Rose, Claire and Anna are trying desperately to cheer their long time friend Sarah up after her recent breakup with her boyfriend Frank. The girls decide that a camping trip up to Glacier Rock is exactly what the doctor has ordered for their heart broken friend, it really is too bad that these girls haven’t seen a lot of horror films or they would know exactly what they are about to get themselves into.

REVIEW:

Directed by: Matthias Olof Ekh
Starring: Lili Schackert, Esther Maafi, Thelma Buebeng, Marina Anna Eich

“Let’s go he’s starting to give me the creeps!”

Matthias Olof Ekh really loves his camera and can go from showing some of the most beautiful footage you have ever seen in your life to some of the most graphic and vile in a matter of minutes. His film Break is the perfect example of this.

Break starts by simply showing three friends (Anna, Claire and Rose) getting into a car and getting ready for a camping vacation up in the mountains. The girls last stop is to pick up their friend Sarah, the girls send Rose in to get her since Sarah and Rose have been friends since Kindergarten. It is during this segment that the viewer learns just why the girls are going on the trip and immediately Matthias starts to have the viewer start to care about his would be victims. During the drive the viewer is treated to scenes of Claire taking pictures (she does this a lot at the beginning of the film) and Rose and Sarah chatting in a friendly manner in the back. The girls suddenly find themselves lost on the way to their campsite and at first only find a German hiker who has no idea really where anything is. It’s only a few minutes later that they run into a very scary looking hunter who simply stares at the young girls when they ask for his assistance…did I mention that before the credits even rolled the viewer was treated to a few shots of a woman being killed by arrows and cut to pieces by a knife…no…well you get the idea of what is going to happen to these poor girls.

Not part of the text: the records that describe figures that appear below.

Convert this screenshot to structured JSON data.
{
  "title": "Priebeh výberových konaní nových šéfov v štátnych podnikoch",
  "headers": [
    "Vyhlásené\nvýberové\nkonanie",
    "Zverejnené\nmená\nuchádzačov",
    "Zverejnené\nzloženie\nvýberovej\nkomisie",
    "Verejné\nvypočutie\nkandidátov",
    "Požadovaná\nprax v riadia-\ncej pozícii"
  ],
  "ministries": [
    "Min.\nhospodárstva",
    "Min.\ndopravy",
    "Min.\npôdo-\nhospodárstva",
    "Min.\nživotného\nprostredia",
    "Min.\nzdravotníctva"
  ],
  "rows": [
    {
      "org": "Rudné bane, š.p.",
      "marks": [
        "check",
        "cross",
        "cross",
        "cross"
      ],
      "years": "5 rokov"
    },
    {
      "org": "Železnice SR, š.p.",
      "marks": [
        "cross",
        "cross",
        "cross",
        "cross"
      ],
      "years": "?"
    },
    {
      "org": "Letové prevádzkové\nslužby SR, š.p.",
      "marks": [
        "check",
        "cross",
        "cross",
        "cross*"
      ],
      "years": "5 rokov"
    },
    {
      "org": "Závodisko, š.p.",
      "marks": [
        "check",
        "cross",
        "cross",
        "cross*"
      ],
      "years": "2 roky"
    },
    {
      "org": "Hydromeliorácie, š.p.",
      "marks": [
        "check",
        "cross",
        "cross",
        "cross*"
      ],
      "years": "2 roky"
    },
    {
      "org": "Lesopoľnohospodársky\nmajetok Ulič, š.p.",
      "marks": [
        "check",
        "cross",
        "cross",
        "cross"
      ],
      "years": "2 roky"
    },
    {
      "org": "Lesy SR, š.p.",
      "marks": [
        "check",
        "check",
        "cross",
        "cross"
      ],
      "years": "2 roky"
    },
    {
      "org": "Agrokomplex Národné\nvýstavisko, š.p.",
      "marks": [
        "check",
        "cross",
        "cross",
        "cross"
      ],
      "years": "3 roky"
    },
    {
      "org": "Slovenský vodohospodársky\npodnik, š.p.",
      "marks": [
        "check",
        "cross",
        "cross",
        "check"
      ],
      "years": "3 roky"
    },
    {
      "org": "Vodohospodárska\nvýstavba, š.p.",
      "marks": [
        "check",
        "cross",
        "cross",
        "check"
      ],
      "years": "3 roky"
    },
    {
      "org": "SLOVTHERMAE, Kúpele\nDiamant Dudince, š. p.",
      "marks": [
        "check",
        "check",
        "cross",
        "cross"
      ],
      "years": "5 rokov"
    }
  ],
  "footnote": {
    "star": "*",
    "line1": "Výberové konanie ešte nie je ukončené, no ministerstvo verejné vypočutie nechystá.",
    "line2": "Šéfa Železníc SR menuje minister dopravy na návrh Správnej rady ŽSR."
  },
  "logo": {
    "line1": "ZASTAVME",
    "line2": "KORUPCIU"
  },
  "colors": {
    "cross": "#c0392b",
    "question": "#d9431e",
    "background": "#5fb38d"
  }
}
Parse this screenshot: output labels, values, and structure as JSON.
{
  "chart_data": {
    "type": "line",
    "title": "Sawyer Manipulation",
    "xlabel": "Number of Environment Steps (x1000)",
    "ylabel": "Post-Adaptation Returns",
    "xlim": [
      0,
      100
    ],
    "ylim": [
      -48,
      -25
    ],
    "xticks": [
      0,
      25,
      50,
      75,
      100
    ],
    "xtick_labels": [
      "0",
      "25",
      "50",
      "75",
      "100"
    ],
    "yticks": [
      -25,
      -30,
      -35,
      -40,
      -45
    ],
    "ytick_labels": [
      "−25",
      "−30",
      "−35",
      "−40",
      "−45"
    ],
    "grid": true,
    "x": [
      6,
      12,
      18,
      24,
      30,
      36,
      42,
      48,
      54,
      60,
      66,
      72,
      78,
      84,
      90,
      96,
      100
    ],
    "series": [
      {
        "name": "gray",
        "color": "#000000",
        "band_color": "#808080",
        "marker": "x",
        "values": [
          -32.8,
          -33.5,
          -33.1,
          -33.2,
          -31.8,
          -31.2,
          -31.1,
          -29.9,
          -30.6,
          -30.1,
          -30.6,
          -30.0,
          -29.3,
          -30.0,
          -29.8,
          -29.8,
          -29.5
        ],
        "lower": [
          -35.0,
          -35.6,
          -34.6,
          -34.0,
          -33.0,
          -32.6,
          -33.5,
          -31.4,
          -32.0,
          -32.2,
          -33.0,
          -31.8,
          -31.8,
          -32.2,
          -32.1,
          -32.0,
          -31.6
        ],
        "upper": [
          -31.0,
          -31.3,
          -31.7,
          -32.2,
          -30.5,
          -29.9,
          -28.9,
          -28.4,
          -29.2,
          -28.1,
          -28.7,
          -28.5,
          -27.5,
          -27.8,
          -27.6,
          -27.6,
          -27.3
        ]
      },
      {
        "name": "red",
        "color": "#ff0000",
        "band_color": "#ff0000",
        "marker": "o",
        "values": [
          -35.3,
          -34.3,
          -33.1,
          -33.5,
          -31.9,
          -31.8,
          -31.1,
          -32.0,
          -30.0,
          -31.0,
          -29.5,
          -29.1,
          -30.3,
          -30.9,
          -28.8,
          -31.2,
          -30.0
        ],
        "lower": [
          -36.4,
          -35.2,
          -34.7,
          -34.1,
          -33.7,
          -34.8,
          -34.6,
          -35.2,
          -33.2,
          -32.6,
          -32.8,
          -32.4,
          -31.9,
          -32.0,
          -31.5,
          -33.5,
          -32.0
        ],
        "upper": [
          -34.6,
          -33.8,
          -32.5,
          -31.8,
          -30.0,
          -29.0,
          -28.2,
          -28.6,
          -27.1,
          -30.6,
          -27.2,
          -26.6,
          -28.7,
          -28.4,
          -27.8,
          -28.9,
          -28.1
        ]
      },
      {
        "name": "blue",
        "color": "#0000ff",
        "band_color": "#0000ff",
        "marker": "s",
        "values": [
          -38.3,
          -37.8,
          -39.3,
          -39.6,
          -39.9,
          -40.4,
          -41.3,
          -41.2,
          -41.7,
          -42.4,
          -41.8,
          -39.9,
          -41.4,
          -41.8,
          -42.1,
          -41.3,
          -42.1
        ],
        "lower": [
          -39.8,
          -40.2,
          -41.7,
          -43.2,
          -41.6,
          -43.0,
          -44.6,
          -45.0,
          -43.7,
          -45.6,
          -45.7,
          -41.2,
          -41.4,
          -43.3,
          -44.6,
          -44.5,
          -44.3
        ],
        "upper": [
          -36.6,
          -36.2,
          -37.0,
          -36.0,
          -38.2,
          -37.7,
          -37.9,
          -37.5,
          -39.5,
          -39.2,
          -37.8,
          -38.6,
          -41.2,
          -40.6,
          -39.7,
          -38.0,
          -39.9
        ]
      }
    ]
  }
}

Claire and Anna are the secondary characters in this film so not much is spent developing them; however a lot of time is spent on developing Rose and Sarah. Most of these development scenes involve them talking about their youth (one conversation actually comes play back much later in the film) and about why Sarah is so depressed….she’s pregnant. It isn’t until the girls find a trap while hiking that they start to get nervous. That night while the girls are by the campfire Anna also claims to see the creepy hunter guy from earlier in the exact same woods….this isn’t new territory and by now most of us realize what is going to happen.

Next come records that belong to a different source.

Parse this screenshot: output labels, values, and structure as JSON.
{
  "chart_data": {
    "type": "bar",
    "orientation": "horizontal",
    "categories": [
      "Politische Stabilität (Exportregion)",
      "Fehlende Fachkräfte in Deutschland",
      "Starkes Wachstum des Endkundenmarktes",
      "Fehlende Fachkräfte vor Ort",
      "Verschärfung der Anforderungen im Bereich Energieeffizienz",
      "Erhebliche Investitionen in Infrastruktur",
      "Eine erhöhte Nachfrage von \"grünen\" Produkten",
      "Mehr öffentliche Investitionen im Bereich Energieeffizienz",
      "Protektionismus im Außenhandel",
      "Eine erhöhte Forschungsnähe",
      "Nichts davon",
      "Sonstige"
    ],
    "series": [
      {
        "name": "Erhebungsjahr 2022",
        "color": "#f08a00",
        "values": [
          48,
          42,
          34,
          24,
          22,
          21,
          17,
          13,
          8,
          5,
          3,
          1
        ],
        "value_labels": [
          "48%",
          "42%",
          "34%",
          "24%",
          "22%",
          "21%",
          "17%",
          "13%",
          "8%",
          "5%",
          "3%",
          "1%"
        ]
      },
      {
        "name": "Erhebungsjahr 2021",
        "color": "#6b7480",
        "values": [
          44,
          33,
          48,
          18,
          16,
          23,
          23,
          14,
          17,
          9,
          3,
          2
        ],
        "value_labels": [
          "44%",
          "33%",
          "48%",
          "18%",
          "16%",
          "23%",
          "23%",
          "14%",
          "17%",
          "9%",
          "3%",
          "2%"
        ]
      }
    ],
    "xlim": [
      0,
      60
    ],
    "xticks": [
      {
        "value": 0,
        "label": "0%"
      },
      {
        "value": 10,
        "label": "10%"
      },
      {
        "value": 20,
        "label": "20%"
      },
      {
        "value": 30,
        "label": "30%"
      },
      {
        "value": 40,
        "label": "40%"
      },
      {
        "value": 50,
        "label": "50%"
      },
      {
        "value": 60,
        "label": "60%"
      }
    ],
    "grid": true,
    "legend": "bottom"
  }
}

Matthias Olof Ekh does a great job however with this nasty little exploitation film. He literally uses the first half of the film forcing you to care about these girls (when you know something bad is going to happen to them the entire time) so that when the hunter and his skinny buddy finally do get their hands on them it is sickening and disturbing. During the first half of the film Ekh also spends quite a bit of time focusing on shots of the surroundings which are very beautiful, mountains are reflected in the crystal clear water etc. When the film takes its turn and the girls start to be hunted however Ekh’s use of the camera shifts from capturing beautiful things to filming brutally bruised and bloodstained women attempting to survive their attack. One thing I will give Ekh is that his girls aren’t your standard type of women one would find in a film like this, from the get go these girls are fighting back and actually do make quite the opponents for the hunters.

Ekh also doesn’t spend a lot of time on the gore just for shock value. During what could have been an unwatchable rape sequence Ekh focuses only on Anna who is tied to a tree and stained with blood screaming as you hear her friend being violated, techniques like this should be applied way more often since it left that same vile taste in my throat without the “looking out the window to make sure I don’t get arrested for watching this” vibe most films in this subgenre would have taken.

Break might not make a whole lot of noise when the viewer first puts it in but give it a while and if you are very patient you as a viewer will be subjected to what may be one of the best modern exploitation films I have personally seen in quite a while.